Сердце народа – в заднице СССР
Наш восточноевропейский бунт заговорил по-чешски. По ту сторону железного занавеса протестующие, не зная других языков сопротивления, говорили по-французски и по-немецки. И эти языки были хорошо адаптированы к диалекту марксизма. Собственно, ничего, кроме этого вокабуляра и его готовых форм, у прогрессивного студенчества не было. Оно, это студенчество, признавалось: “Мне хочется что-то сказать, но я не знаю, что именно”
Улицы стали страницами, на которых ситуационисты писали свои работы – сжатые до лозунга или, если угодно, твита. Это породнит Май 1968-го с протестами в России последних лет. Правда, из опыта слоганов Мая потом вырастет целая рекламно-маркетинговая индустрия глобалистского буржуазного Запада…
В наших же самых веселых бараках социалистического лагеря марксистский язык выглядел совершенно иначе. Лидеры Пражской весны никогда не выступали против социализма – об этом потом писали и говорили все причастные к чехословацкой перестройке, от Александра Дубчека до Зденека Млынаржа. Сама Пражская весна не была протестом и уж тем более чем-то антирусским или антисоветским. Чешская, точнее, чехословацкая идентичность обретет более внятные очертания только потом, после танков. Милан Кундера писал в романе “Неведение” о ЧССР после августа 1968-го: “Никогда страна не была до такой степени отечеством, чехи – до такой степени чехами”. А пока чехословацкое руководство во главе с Александром Дубчеком приделывало социализму человеческое лицо.

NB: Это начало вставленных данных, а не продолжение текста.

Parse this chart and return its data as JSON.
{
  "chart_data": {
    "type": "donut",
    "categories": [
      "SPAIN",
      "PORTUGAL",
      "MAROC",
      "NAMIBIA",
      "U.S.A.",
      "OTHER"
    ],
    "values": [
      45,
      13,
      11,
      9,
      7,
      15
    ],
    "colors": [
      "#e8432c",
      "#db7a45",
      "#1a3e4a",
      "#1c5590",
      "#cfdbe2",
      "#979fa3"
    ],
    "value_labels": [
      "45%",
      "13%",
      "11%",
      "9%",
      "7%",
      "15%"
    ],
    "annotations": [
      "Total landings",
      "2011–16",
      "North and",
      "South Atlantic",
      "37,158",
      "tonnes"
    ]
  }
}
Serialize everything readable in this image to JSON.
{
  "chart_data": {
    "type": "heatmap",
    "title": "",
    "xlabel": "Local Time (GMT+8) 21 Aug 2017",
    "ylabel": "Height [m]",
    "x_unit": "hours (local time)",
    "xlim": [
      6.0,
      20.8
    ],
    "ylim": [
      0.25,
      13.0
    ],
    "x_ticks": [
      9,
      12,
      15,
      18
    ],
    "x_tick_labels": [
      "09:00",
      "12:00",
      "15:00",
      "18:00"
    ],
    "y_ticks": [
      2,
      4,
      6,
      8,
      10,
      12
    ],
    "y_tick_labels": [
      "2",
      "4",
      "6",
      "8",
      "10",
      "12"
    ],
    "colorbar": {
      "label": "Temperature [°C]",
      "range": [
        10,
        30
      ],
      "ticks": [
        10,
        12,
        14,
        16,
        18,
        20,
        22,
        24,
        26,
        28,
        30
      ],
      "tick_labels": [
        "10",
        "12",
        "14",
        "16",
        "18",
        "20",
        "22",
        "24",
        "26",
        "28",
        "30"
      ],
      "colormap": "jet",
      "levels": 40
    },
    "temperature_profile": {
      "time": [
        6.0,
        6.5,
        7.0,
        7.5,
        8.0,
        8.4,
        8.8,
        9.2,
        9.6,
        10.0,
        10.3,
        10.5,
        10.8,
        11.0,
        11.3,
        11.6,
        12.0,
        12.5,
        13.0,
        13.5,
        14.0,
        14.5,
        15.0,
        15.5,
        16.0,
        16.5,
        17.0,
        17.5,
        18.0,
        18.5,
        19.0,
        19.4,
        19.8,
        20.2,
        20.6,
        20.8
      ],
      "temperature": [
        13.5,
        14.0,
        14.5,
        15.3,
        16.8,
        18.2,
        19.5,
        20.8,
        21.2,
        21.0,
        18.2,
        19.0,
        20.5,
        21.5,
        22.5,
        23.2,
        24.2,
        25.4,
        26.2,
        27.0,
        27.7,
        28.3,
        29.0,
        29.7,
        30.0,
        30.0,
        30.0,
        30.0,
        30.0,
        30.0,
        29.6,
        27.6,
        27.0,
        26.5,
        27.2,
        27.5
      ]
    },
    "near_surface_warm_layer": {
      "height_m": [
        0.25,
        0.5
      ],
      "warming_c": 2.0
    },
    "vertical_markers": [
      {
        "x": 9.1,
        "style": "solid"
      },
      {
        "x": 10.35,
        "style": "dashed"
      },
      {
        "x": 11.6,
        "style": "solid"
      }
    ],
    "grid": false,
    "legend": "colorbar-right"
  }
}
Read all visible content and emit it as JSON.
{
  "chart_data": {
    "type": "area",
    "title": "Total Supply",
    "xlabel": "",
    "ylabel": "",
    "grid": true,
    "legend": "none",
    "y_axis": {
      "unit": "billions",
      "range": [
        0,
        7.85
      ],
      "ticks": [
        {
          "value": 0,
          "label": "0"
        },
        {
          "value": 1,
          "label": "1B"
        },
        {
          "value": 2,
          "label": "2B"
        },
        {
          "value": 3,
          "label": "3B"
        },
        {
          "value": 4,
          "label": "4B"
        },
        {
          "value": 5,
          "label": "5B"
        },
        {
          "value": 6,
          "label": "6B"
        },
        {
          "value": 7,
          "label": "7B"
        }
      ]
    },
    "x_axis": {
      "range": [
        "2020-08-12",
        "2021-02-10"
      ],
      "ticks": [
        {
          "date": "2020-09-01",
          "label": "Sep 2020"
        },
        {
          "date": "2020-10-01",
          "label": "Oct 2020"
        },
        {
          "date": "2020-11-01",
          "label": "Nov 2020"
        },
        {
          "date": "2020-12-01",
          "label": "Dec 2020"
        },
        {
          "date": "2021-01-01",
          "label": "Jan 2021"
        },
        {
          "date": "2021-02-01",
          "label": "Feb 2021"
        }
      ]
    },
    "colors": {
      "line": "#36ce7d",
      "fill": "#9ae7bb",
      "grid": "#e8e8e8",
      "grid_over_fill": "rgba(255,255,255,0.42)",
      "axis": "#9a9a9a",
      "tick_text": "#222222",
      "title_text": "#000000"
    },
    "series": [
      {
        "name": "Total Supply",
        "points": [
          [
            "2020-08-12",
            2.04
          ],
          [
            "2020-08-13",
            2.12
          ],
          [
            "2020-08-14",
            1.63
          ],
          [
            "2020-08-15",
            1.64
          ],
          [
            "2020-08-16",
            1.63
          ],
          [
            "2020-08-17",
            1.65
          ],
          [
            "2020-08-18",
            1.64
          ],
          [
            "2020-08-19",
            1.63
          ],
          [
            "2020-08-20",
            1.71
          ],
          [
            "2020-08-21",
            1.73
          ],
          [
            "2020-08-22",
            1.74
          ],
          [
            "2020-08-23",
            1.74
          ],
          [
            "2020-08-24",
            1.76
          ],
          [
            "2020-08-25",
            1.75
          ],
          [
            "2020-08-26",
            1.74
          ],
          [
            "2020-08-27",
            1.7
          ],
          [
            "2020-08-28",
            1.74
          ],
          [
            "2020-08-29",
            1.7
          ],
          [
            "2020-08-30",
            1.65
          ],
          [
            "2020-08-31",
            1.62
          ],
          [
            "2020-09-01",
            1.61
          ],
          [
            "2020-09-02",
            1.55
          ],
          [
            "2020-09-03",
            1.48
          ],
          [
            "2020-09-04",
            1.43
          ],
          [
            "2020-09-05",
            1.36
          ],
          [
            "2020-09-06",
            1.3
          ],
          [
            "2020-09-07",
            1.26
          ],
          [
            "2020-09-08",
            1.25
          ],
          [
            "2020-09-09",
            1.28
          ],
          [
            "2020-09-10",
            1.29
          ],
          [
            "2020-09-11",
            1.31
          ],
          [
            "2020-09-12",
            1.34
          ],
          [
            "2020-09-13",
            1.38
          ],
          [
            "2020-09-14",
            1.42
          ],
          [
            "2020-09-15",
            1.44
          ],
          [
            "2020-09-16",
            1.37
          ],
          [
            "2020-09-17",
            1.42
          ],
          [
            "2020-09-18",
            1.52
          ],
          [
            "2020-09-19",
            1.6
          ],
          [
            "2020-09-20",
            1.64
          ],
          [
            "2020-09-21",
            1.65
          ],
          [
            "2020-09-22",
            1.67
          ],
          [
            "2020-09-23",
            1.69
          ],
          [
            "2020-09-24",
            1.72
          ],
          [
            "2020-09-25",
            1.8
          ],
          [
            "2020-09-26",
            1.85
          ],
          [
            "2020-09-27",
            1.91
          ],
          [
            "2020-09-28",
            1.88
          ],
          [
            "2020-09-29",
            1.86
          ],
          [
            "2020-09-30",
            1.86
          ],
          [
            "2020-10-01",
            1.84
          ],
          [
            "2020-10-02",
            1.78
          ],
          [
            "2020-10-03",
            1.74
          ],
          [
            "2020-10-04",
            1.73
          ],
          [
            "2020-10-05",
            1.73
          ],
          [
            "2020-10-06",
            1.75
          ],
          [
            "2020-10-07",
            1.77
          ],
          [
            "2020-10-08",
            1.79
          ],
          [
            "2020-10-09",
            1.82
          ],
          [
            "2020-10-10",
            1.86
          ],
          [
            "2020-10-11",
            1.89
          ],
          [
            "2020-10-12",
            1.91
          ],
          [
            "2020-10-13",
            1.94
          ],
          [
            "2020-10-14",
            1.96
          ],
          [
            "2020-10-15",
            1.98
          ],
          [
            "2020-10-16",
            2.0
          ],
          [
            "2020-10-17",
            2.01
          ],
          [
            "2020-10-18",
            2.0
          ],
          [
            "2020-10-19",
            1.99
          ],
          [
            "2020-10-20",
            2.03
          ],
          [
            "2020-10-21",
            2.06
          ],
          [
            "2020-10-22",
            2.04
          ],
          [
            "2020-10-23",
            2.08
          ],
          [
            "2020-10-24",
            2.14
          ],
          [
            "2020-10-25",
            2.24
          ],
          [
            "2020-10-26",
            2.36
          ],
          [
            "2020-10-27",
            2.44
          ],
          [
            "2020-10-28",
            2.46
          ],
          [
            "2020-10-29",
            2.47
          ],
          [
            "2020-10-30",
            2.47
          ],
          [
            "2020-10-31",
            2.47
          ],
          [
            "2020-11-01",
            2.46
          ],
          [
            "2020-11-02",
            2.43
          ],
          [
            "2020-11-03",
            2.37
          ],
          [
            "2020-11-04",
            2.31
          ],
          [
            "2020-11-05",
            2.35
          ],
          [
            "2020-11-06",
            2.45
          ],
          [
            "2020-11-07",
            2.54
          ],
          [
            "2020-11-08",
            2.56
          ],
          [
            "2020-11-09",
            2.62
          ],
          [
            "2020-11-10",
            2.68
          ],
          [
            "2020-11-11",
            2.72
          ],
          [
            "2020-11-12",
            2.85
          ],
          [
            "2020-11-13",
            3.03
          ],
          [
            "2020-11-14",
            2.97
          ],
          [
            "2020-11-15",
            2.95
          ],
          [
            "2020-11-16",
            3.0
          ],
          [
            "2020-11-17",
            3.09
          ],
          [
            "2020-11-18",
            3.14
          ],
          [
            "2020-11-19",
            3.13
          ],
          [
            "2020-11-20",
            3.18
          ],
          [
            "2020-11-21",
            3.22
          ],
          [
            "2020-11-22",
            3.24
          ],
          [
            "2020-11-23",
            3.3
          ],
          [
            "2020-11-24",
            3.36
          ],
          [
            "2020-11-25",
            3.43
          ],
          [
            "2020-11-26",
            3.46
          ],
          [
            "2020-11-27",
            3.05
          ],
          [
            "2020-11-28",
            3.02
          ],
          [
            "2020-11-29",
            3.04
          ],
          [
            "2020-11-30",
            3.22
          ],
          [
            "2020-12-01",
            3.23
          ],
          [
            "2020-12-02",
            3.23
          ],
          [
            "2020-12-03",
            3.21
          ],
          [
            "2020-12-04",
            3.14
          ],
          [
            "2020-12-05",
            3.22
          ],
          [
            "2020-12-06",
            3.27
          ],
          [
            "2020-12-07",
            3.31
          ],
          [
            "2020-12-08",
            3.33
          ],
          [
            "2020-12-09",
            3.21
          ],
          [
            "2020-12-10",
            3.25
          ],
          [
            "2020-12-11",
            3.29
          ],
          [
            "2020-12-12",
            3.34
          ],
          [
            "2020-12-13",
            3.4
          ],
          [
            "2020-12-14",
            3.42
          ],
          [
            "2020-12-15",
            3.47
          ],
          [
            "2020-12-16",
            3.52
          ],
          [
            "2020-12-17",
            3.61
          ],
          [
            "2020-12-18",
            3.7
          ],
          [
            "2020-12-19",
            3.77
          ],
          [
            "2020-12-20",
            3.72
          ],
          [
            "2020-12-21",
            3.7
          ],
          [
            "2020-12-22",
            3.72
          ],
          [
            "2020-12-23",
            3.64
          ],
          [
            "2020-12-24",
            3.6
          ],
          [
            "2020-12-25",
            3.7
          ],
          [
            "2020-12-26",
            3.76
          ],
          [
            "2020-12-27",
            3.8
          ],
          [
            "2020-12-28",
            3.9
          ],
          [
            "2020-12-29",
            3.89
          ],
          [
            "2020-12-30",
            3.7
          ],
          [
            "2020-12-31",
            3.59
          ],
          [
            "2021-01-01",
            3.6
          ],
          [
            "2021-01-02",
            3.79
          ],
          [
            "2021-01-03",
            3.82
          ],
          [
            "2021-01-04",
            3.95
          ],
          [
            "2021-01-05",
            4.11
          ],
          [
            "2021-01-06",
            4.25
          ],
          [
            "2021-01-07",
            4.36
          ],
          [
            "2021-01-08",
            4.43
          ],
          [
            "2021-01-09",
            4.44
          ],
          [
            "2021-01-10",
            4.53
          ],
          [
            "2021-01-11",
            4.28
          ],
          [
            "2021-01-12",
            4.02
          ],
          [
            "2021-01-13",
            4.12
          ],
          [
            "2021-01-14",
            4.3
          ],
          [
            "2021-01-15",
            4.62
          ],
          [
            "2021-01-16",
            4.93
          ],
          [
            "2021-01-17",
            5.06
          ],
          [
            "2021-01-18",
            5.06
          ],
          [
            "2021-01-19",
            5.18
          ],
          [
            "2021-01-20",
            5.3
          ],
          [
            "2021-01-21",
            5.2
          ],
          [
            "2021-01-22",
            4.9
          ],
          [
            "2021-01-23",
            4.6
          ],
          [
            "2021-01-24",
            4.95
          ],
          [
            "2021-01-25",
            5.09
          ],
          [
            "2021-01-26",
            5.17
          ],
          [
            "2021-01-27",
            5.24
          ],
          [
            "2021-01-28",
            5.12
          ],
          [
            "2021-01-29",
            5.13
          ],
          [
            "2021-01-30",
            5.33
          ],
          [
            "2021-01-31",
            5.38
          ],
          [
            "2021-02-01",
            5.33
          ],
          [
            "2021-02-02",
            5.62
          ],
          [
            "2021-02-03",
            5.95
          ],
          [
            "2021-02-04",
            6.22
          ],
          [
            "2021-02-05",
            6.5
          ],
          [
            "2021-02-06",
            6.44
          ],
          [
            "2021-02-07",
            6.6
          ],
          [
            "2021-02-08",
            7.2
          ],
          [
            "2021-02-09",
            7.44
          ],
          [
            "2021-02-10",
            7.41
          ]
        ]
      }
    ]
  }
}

И возвращало сердце народа туда, где ему и надлежало находиться: из уст в уста передавалась подлинная история чешской старушки, написавшей в Нобелевский комитет письмо с просьбой присудить премию по медицине Антонину Новотному, чехословацкому руководителю до Дубчека, “потому что ему удалось пересадить сердце народа в задницу СССР”.
О демонтаже социализма, о свержении власти не думали и советские диссиденты, чья идентичность по-настоящему сформировалась после ареста в сентябре 1965-го Андрея Синявского и Юлия Даниэля. Они требовали соблюдения советской Конституции, гласности процесса Синявского и Даниэля, других процессов, посыпавшихся как горох. Они не отрицали государственные институты, как их собратья во Франции или Германии, которых не устраивали любые легальные демократические процедуры, включая выборы.
Не боролись с советской властью и адвокаты, ставшие знаменитыми благодаря судам над диссидентами. Просто они имели смелость буквально толковать нормы советского уголовного закона. В том же 1968-м, еще до всяких событий, Борис Золотухин, один из самых блестящих московских адвокатов, позволил себе потребовать полного оправдания Александра Гинзбурга (составителя “Белой книги” о процессе Синявского и Даниэля), за что был исключен из партии и вышвырнут из адвокатуры – на два десятка лет. Его коллега, знаменитая Дина Каминская, в книге воспоминаний констатировала: пришло время, когда уже недостаточно было не участвовать в государственном политическом разбое, то есть просто молчать, – надо было подавать голос.